A spokesman for Hutchens said that after the notes were discovered internally, corrective action was taken, and deputies instructed on proper record-keeping procedures. A department-wide audit was conducted to check policy compliance.

In her April 20 motion, Elizabeth A. Pejeau, a deputy county counsel, said sheriff’s deputies are being canvassed to see who else may have kept such notes.

While she called Sanders request in the Wozniak case a “fishing expedition,” she wrote: “The purpose of this search is to not only to ensure complete responses to future discovery requests and subpoenas, but to produce records that would have been responsive to previous subpoenas.”

Some results of that survey are expected to be revealed at the April 29 hearing before Conley, but details may not emerge until the judge holds a private session to review any produced deputy notes.

Pejeau argued such records are part of daily work to protect inmate safety and therefore are exempt from disclosure.
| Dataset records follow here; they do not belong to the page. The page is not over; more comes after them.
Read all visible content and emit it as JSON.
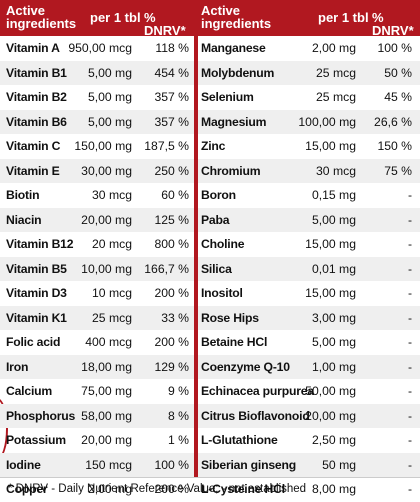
{
  "header": {
    "ingredients": "Active\ningredients",
    "per_tbl": "per 1 tbl",
    "dnrv": "% DNRV*"
  },
  "left_rows": [
    {
      "name": "Vitamin A",
      "amount": "950,00 mcg",
      "dnrv": "118 %"
    },
    {
      "name": "Vitamin B1",
      "amount": "5,00 mg",
      "dnrv": "454 %"
    },
    {
      "name": "Vitamin B2",
      "amount": "5,00 mg",
      "dnrv": "357 %"
    },
    {
      "name": "Vitamin B6",
      "amount": "5,00 mg",
      "dnrv": "357 %"
    },
    {
      "name": "Vitamin C",
      "amount": "150,00 mg",
      "dnrv": "187,5 %"
    },
    {
      "name": "Vitamin E",
      "amount": "30,00 mg",
      "dnrv": "250 %"
    },
    {
      "name": "Biotin",
      "amount": "30 mcg",
      "dnrv": "60 %"
    },
    {
      "name": "Niacin",
      "amount": "20,00 mg",
      "dnrv": "125 %"
    },
    {
      "name": "Vitamin B12",
      "amount": "20 mcg",
      "dnrv": "800 %"
    },
    {
      "name": "Vitamin B5",
      "amount": "10,00 mg",
      "dnrv": "166,7 %"
    },
    {
      "name": "Vitamin D3",
      "amount": "10 mcg",
      "dnrv": "200 %"
    },
    {
      "name": "Vitamin K1",
      "amount": "25 mcg",
      "dnrv": "33 %"
    },
    {
      "name": "Folic acid",
      "amount": "400 mcg",
      "dnrv": "200 %"
    },
    {
      "name": "Iron",
      "amount": "18,00 mg",
      "dnrv": "129 %"
    },
    {
      "name": "Calcium",
      "amount": "75,00 mg",
      "dnrv": "9 %"
    },
    {
      "name": "Phosphorus",
      "amount": "58,00 mg",
      "dnrv": "8 %"
    },
    {
      "name": "Potassium",
      "amount": "20,00 mg",
      "dnrv": "1 %"
    },
    {
      "name": "Iodine",
      "amount": "150 mcg",
      "dnrv": "100 %"
    },
    {
      "name": "Copper",
      "amount": "2,00 mg",
      "dnrv": "200 %"
    }
  ],
  "right_rows": [
    {
      "name": "Manganese",
      "amount": "2,00 mg",
      "dnrv": "100 %"
    },
    {
      "name": "Molybdenum",
      "amount": "25 mcg",
      "dnrv": "50 %"
    },
    {
      "name": "Selenium",
      "amount": "25 mcg",
      "dnrv": "45 %"
    },
    {
      "name": "Magnesium",
      "amount": "100,00 mg",
      "dnrv": "26,6 %"
    },
    {
      "name": "Zinc",
      "amount": "15,00 mg",
      "dnrv": "150 %"
    },
    {
      "name": "Chromium",
      "amount": "30 mcg",
      "dnrv": "75 %"
    },
    {
      "name": "Boron",
      "amount": "0,15 mg",
      "dnrv": "-"
    },
    {
      "name": "Paba",
      "amount": "5,00 mg",
      "dnrv": "-"
    },
    {
      "name": "Choline",
      "amount": "15,00 mg",
      "dnrv": "-"
    },
    {
      "name": "Silica",
      "amount": "0,01 mg",
      "dnrv": "-"
    },
    {
      "name": "Inositol",
      "amount": "15,00 mg",
      "dnrv": "-"
    },
    {
      "name": "Rose Hips",
      "amount": "3,00 mg",
      "dnrv": "-"
    },
    {
      "name": "Betaine HCl",
      "amount": "5,00 mg",
      "dnrv": "-"
    },
    {
      "name": "Coenzyme Q-10",
      "amount": "1,00 mg",
      "dnrv": "-"
    },
    {
      "name": "Echinacea purpurea",
      "amount": "50,00 mg",
      "dnrv": "-"
    },
    {
      "name": "Citrus Bioflavonoid",
      "amount": "20,00 mg",
      "dnrv": "-"
    },
    {
      "name": "L-Glutathione",
      "amount": "2,50 mg",
      "dnrv": "-"
    },
    {
      "name": "Siberian ginseng",
      "amount": "50 mg",
      "dnrv": "-"
    },
    {
      "name": "L-Cysteine HCl",
      "amount": "8,00 mg",
      "dnrv": "-"
    }
  ],
  "footnote": "* DNRV - Daily Nutrient Reference Value; - not established",
  "colors": {
    "accent": "#b11820",
    "stripe": "#efefef"
  }
}
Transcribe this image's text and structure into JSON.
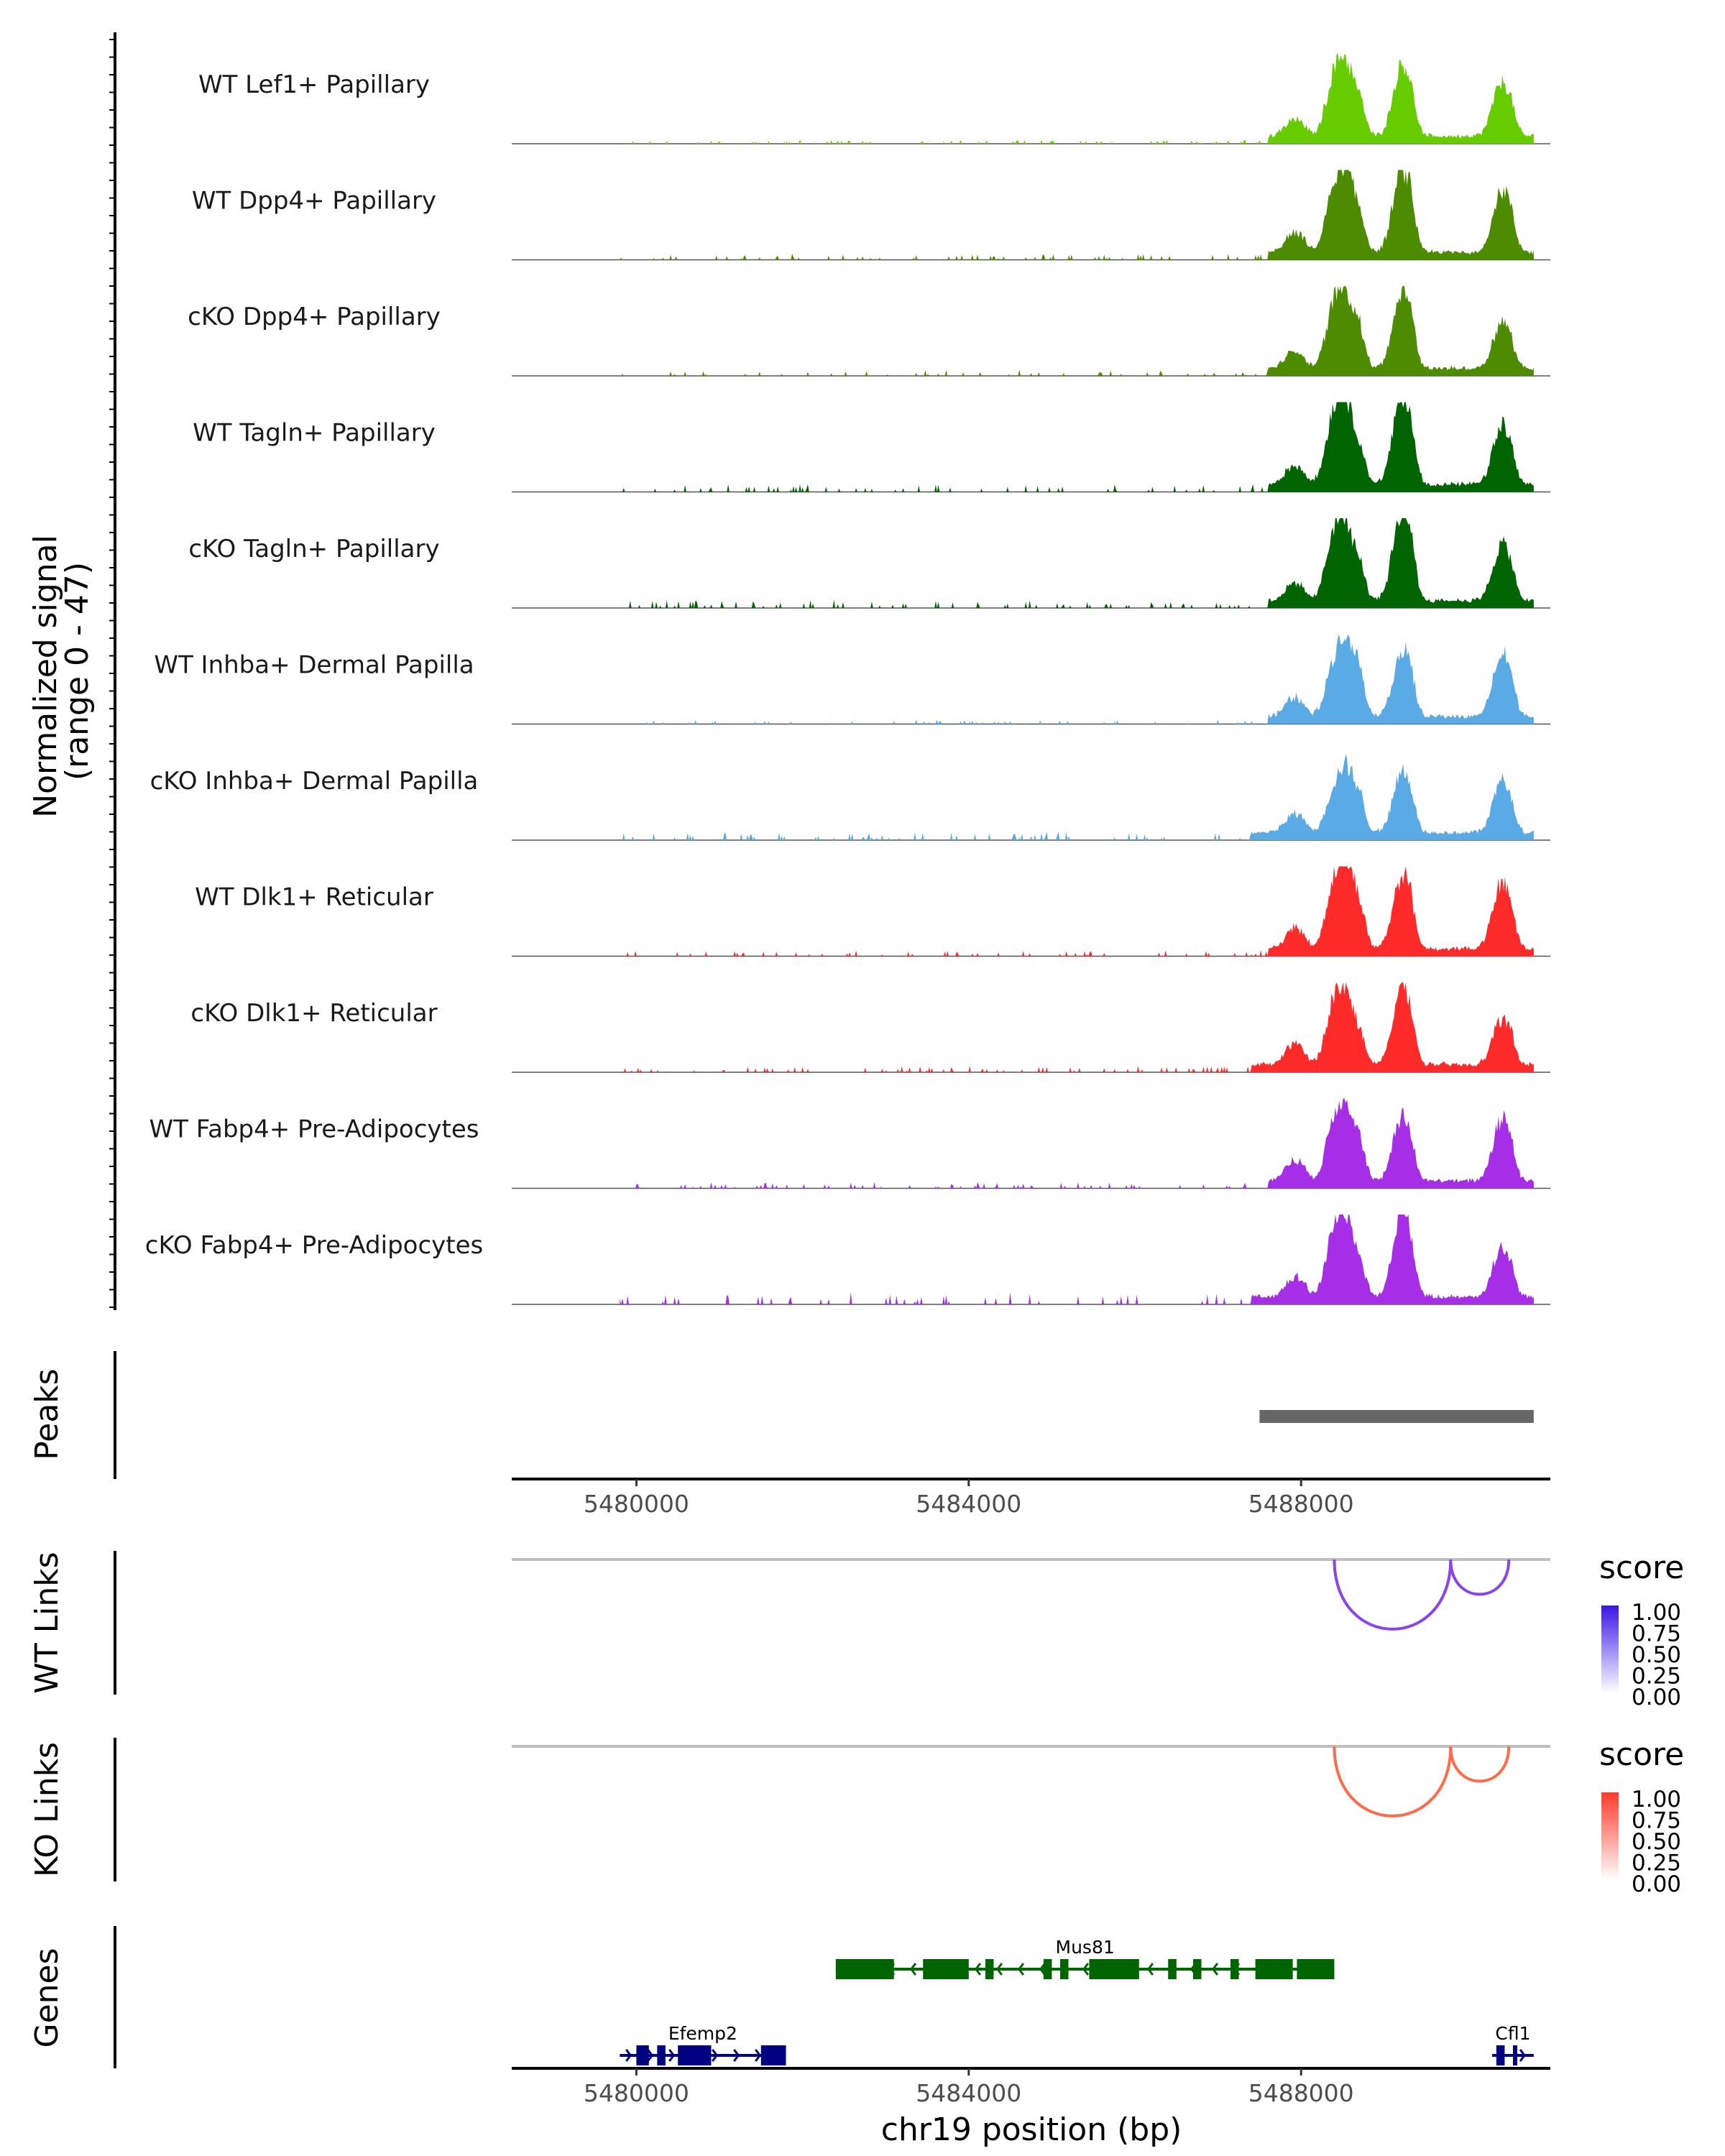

Their release, she added, could violate inmate privacy; and material only could be divulged after a confidential review by a judge.

The County Counsel’s Office made the similar arguments unsuccessfully when seeking to prevent disclosure of the TRED records in the Dekraai case.

If there was widespread practice of deputies keeping such notes and not disclosing them, the record would indicate that the informant scandal may be entering broader and potentially even more damaging chapter for law enforcement.

On May 6, Sanders will be filing a new motion including the results of the coming inquiries, with prosecutors responding on May 13.

Correction: A previous version of this article incorrectly stated that a spokesman for Orange County Sheriff Sandra Hutchens did not respond to a request for comment. The spokesman did email a comment to the reporter, but it ended up in the reporter’s spam folder.